Predictive haemodynamics in a one-dimensional human carotid artery bifurcation. Part I: Application to stent design.

A diagnostic technique is proposed to identify patients with carotid stenosis who could most benefit from angioplasty followed by stent implantation. This methodology involves performing a parametric study to investigate the haemodynamic behavior due to alterations in the stenosis shapes in the internal carotid artery (ICA). A pulsatile 1-D Navier-Stokes solver incorporating fluid-wall interactions for a Newtonian fluid which predicts pressure and flow in the human carotid artery bifurcation is used for the numerical simulations.
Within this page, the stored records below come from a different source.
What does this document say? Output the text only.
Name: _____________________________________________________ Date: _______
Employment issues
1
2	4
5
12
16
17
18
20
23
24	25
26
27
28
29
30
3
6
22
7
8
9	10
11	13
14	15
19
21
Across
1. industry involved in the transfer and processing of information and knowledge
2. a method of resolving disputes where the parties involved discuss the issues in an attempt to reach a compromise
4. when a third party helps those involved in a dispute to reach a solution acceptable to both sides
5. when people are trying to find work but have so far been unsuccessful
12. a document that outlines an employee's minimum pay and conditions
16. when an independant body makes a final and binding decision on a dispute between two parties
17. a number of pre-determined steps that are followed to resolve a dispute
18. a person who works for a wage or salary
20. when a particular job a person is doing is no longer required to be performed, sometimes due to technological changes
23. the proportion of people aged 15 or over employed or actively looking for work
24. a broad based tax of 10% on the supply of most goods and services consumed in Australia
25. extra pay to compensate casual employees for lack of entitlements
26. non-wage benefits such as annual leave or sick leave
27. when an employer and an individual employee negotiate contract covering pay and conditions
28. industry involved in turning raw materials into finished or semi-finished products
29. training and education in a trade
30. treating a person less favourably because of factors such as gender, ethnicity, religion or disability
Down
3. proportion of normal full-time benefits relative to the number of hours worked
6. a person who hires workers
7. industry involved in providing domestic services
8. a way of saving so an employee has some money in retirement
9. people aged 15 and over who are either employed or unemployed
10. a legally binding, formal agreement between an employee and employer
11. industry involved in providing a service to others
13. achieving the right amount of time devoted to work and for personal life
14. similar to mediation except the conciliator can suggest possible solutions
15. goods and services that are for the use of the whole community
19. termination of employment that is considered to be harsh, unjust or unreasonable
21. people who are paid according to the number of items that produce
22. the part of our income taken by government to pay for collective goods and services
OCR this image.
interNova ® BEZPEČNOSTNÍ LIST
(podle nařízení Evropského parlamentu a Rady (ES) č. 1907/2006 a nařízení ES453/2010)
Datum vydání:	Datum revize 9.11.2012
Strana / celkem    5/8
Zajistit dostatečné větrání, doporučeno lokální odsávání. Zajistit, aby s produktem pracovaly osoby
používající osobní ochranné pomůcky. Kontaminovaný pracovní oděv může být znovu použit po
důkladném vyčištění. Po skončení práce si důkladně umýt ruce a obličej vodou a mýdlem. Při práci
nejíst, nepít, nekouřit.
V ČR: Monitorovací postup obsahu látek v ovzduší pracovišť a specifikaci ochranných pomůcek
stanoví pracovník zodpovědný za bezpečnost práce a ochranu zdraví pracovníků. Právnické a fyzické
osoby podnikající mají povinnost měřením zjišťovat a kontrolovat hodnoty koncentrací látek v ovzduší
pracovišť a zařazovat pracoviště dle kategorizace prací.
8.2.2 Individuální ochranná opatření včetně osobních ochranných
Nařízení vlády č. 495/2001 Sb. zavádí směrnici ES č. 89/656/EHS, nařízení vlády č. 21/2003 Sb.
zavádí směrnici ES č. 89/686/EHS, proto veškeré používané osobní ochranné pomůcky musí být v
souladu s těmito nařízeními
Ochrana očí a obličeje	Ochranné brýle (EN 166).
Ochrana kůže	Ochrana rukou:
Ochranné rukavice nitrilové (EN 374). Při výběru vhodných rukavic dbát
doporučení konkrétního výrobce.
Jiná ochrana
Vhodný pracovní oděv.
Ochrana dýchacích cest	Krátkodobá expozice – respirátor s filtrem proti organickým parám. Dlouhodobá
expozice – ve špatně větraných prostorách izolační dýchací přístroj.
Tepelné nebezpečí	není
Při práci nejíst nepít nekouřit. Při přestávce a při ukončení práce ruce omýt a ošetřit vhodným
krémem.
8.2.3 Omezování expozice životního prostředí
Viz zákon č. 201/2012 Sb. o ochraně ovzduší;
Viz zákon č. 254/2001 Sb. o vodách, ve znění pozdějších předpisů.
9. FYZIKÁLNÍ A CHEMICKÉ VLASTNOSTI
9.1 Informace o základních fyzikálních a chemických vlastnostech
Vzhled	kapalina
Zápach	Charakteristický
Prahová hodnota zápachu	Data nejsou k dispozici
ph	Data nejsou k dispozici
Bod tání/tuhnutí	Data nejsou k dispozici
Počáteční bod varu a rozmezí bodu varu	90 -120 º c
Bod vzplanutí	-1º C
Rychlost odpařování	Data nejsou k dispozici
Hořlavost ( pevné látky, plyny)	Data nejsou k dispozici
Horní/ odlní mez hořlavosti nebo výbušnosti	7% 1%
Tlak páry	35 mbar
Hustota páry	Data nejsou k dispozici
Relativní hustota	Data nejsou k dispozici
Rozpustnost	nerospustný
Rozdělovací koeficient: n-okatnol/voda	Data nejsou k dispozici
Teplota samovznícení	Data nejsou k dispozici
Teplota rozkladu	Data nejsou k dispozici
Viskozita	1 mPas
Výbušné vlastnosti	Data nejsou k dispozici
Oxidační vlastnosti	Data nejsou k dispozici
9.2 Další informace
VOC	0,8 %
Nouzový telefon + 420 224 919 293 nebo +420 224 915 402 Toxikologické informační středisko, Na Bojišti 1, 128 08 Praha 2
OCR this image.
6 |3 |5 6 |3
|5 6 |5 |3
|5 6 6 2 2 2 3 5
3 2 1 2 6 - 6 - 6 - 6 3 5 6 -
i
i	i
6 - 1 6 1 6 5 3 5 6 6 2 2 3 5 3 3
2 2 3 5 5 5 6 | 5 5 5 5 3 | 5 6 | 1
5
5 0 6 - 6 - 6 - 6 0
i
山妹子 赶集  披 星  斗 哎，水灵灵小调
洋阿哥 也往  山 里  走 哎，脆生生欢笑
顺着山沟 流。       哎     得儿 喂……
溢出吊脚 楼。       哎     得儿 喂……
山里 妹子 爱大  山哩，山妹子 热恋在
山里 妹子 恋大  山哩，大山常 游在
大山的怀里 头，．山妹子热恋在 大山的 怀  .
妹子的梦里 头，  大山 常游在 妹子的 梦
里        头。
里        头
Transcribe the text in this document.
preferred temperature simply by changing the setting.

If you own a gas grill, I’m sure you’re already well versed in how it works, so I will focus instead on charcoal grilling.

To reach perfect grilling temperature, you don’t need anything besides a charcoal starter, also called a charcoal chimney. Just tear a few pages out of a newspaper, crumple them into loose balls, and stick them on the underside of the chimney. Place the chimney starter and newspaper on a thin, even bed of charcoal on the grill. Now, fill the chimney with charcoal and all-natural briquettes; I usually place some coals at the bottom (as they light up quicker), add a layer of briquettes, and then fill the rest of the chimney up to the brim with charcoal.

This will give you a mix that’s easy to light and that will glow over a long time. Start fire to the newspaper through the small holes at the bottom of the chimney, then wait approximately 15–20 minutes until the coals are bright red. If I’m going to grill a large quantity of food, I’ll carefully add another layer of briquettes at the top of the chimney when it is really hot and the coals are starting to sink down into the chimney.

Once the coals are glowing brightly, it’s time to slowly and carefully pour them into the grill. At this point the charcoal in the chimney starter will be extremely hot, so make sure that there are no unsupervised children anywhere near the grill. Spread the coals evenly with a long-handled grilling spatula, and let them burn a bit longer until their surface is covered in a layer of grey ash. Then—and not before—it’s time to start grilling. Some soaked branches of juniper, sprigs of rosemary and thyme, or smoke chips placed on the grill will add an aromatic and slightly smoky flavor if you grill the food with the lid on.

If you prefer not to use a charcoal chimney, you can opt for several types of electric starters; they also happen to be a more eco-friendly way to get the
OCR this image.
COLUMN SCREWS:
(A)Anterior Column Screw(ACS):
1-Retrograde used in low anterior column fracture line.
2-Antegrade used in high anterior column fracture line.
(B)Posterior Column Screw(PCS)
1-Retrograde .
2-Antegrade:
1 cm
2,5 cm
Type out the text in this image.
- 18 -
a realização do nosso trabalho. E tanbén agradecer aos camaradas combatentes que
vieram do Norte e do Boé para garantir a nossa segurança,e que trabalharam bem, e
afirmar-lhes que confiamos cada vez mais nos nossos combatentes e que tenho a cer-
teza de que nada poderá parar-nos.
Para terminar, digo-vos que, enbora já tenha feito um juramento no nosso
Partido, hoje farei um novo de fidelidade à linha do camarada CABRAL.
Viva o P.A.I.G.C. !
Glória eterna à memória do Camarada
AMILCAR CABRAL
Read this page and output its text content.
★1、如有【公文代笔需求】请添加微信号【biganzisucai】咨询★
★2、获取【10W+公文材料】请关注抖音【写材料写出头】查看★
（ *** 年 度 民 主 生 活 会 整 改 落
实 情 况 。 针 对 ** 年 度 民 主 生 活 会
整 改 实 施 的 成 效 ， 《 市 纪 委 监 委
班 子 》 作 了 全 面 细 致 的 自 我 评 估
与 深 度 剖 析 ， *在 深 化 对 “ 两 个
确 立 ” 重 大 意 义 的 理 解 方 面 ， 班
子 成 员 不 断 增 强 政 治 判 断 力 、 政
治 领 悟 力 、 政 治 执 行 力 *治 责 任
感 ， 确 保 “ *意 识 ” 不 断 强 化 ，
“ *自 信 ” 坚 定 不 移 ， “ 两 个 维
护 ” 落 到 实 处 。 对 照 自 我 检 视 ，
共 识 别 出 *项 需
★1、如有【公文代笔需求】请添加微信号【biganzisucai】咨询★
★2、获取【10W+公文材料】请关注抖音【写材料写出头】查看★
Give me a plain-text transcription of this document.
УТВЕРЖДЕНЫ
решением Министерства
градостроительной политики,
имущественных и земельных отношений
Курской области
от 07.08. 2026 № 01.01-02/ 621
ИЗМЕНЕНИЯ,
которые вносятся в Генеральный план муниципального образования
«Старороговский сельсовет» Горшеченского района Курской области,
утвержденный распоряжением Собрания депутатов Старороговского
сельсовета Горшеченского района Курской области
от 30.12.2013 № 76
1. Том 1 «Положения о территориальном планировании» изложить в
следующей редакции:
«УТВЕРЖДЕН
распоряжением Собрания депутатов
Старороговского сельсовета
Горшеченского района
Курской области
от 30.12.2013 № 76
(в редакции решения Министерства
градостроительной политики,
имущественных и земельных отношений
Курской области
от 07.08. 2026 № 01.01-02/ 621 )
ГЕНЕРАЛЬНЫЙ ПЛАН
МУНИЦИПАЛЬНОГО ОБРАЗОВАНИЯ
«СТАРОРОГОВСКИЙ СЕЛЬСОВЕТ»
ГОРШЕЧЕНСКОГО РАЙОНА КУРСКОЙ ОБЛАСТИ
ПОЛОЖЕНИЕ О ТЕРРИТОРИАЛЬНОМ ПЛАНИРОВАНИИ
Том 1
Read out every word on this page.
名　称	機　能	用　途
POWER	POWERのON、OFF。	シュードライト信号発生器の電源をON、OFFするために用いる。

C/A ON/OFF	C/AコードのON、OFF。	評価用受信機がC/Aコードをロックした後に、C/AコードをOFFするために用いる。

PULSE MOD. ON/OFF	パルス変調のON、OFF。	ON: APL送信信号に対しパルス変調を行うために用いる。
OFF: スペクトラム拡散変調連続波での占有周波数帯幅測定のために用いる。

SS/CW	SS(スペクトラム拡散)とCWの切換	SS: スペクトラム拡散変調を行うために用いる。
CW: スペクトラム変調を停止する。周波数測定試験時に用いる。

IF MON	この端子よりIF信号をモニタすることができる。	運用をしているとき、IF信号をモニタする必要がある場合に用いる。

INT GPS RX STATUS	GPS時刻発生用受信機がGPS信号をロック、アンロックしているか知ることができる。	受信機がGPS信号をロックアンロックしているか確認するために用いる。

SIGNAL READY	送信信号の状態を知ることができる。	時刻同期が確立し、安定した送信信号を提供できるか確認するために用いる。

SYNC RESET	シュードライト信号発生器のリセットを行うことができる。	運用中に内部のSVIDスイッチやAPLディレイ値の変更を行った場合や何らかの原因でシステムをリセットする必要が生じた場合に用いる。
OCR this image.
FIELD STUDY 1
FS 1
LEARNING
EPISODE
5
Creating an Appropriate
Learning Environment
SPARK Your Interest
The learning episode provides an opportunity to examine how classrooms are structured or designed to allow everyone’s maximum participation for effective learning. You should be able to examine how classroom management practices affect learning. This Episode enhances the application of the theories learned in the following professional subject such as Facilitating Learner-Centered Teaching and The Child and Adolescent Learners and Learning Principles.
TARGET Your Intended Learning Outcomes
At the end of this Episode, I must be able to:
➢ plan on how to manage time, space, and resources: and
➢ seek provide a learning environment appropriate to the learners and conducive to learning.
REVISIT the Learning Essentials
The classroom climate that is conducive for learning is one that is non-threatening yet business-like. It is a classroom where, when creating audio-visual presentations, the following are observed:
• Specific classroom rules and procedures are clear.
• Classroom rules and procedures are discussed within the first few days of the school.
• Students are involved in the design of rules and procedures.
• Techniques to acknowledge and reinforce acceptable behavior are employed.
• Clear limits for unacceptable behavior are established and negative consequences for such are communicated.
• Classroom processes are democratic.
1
In order to assess the performance of each individual geometry, we introduce pressure variation factor as a metric to directly compare the global effect of variations in the geometry. It is shown that the probability of an overall catastrophic effect is higher when the stenosis is present in the upstream segment of the ICA. Furthermore, maximum pressure is used to quantify the local effects of geometry changes. The location of the peak and extent of stenosis are found not to influence maximum pressure. We also show how these metrics respond after stent deployment into the stenosed part of the ICA. In particular, it is found that localized pressure peaks do not depend on the length of a stent. Finally, we demonstrate how these metrics may be applied to cost-effectively predict the benefit of stenting.